На другой же день Алексей Иваныч явился в контору, прямо в кабинет директора.
— А-а, привет ветерану, — сказал директор, вставая из-за стола. — Проходи, проходи. Присаживайся.
Директор был не один. В кабинете сидели еще двое: заместитель директора — молодой энергичный блондин, и главный бухгалтер — толстая женщина с переутомленным лицом. Разговор между ними шел явно деловой, актуальнейший, поэтому они посмотрели на Алексея Иваныча с некоторым естественным раздражением.
— Ну, каким ветром? — спросил директор нежданного гостя, успокаивая прочих легким движением руки: не волнуйтесь, мол, братцы, я его мигом.
А Алексей Иваныч вдруг разволновался, засмущался, невнятно забормотал, путано излагая цель своего визита.
— Постой, постой, — перебил его директор. — Так мы будем весь день выяснять... Просто скажи — чего хочешь?
— Так я же сказал — пальму хочу...
— Какую пальму? — нахмурился директор и быстро скосил глаза на заместителя.
— Нет у нас никакой пальмы, — буркнул заместитель.
И тут Алексею Иванычу стало легко и даже весело — он понял, что его приняли за просителя.
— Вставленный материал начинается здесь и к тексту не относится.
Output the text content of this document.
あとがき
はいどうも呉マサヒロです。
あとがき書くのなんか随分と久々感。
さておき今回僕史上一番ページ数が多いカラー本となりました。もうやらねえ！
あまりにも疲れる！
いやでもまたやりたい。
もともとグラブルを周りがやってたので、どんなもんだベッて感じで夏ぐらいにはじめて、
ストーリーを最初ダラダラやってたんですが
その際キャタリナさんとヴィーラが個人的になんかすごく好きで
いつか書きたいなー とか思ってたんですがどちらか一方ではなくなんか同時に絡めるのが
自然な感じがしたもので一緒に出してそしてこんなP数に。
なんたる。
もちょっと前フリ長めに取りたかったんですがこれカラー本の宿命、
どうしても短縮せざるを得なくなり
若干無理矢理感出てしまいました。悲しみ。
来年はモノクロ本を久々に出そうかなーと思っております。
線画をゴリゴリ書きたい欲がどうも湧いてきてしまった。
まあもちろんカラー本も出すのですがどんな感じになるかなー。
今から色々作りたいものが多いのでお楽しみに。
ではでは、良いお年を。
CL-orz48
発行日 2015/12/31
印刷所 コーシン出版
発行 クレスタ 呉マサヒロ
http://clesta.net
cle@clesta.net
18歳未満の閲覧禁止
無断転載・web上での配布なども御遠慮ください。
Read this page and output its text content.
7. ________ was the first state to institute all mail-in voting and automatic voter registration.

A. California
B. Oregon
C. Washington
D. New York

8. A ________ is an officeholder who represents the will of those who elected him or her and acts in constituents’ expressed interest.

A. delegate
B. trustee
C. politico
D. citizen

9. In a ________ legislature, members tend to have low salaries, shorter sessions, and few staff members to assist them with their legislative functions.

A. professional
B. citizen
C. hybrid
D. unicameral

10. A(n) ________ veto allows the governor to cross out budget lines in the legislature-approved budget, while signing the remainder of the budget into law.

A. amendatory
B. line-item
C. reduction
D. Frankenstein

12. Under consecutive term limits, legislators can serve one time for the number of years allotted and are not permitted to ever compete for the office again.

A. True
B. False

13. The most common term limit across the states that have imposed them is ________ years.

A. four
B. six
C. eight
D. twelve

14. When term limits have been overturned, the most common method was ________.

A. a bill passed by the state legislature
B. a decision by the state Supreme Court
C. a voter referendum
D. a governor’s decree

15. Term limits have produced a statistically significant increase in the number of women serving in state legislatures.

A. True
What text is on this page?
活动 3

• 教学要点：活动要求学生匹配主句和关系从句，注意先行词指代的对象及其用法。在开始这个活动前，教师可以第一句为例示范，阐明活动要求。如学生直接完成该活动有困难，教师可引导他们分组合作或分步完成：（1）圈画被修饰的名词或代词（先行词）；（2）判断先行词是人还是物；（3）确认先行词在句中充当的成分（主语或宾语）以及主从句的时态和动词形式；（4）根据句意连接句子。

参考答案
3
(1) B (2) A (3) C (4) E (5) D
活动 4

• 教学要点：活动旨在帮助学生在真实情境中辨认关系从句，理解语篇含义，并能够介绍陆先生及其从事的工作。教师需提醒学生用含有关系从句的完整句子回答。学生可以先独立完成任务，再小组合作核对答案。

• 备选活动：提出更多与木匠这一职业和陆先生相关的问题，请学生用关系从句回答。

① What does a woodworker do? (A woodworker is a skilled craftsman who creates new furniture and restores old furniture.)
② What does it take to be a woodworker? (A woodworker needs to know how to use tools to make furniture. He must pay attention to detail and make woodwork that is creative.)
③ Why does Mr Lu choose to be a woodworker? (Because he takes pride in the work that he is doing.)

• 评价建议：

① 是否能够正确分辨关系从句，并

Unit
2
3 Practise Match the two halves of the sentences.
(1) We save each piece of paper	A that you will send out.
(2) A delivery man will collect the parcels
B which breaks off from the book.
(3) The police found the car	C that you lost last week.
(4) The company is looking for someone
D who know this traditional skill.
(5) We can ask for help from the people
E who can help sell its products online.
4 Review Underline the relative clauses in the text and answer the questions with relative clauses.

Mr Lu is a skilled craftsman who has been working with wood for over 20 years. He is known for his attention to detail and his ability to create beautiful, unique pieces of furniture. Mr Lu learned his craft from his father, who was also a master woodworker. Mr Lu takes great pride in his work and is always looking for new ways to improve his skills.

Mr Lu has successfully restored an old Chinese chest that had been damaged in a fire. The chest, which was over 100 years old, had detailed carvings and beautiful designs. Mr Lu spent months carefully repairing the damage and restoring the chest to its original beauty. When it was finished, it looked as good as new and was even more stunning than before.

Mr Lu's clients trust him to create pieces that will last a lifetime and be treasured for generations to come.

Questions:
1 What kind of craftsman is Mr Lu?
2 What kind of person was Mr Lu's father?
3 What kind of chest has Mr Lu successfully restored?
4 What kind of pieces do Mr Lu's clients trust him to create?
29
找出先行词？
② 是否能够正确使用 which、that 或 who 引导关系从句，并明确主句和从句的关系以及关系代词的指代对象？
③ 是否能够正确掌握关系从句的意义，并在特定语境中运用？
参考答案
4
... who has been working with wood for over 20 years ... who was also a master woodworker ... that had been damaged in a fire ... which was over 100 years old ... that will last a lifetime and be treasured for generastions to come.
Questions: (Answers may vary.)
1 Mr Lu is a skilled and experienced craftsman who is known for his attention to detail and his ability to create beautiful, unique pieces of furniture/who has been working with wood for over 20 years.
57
А ведь он... он — совсем наоборот!
— Это я, я, я хочу подарить вам пальму! — воскликнул Алексей Иваныч. — Понимаете? На память, как говорится. Всему коллективу. В знак благодарности. Ясно?
— Какую пальму? — не поняла главный бухгалтер.
— А-а... вспоминаю, — улыбнулся директор и сделал над головой волнистый жест рукой. — Помню, помню. Этакая красавица... этакое чудо африканской природы.